I was brought back to reality by a brief cramp, then was shocked to see dark red swirling in the clear water below me. It was obvious that I was bleeding, and my first thought was that I’d been injured by Rommar’s attack on my stomach. I fretted over the idea for a minute or two, and then another possibility presented itself. It was nonsensical and impossible, but my body might have been telling me that I was pregnant!
Shakily, I told myself that that was ridiculous. I’d had my six month anti-pregnancy treatment, and it had never been known to fail. I had lots of time until the next treatment was due, as the last treatment had been taken care of just before I’d left for Dremmler’s sector. I cast my mind back, trying to pinpoint the exact date of treatment, then closed my eyes. I’d been treated almost two months before I’d left on my last assignment.

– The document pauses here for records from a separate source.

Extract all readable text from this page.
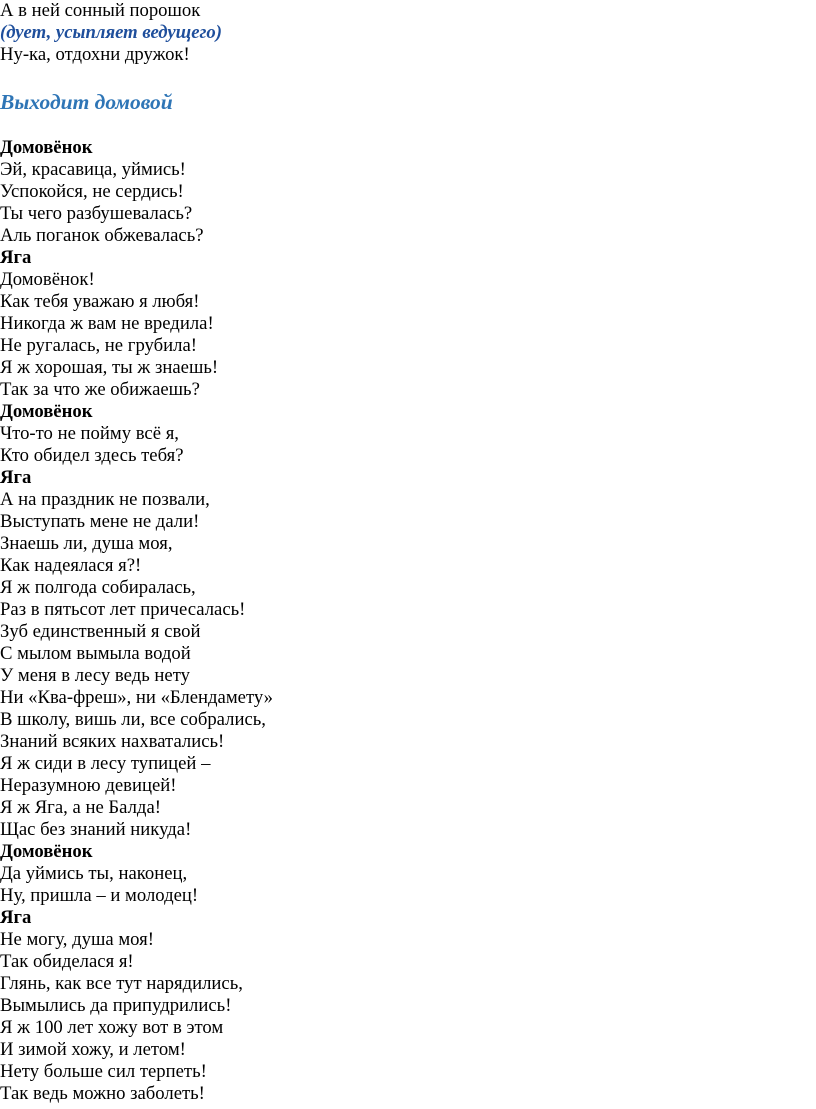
А в ней сонный порошок

(дует, усыпляет ведущего)

Ну-ка, отдохни дружок!

Выходит домовой

Домовёнок

Эй, красавица, уймись!

Успокойся, не сердись!

Ты чего разбушевалась?

Аль поганок обжевалась?

Яга

Домовёнок!

Как тебя уважаю я любя!

Никогда ж вам не вредила!

Не ругалась, не грубила!

Я ж хорошая, ты ж знаешь!

Так за что же обижаешь?

Домовёнок

Что-то не пойму всё я,

Кто обидел здесь тебя?

Яга

А на праздник не позвали,

Выступать мене не дали!

Знаешь ли, душа моя,

Как надеялася я?!

Я ж полгода собиралась,

Раз в пятьсот лет причесалась!

Зуб единственный я свой

С мылом вымыла водой

У меня в лесу ведь нету

Ни «Ква-фреш», ни «Блендамету»

В школу, вишь ли, все собрались,

Знаний всяких нахватались!

Я ж сиди в лесу тупицей –

Неразумною девицей!

Я ж Яга, а не Балда!

Щас без знаний никуда!

Домовёнок

Да уймись ты, наконец,

Ну, пришла – и молодец!

Яга

Не могу, душа моя!

Так обиделася я!

Глянь, как все тут нарядились,

Вымылись да припудрились!

Я ж 100 лет хожу вот в этом

И зимой хожу, и летом!

Нету больше сил терпеть!

Так ведь можно заболеть!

But it still couldn’t be! I was supposed to have warning when my protection wore off. Strong cramps that couldn’t be missed were the warning, and I hadn’t had those. I hadn’t felt anything like—my argument stopped and another part of me laughed at my blindness. I’d had the cramps, all right, but I’d thought it was Rommar’s doing. My body had warned me, but I’d missed the warning. Now it was taking great pleasure in telling me that it was pregnant, that it had finally gotten around the restrictions I’d imposed on it. Abrupt lack of protection like that made a woman immediately vulnerable, and the bleeding was a confirmation of impregnation that also couldn’t be missed.
I stayed where I was for the ten or fifteen minutes it took for the bleeding to stop, and happily the l’lendaa saw nothing of it. I was numb for a while, but then I examined my emotions and found only part of the shock I’d expected. I didn’t want to be pregnant, but it wasn’t the terrible thing I’d pictured, and I felt no different. Then I asked myself honestly if I could have gone home even if I hadn’t been pregnant, and I honestly had to answer no. Tammad was the man I wanted, but he was an earthbound deep-spacer on Central. He belonged with his own people, and I would have to stay wherever he was.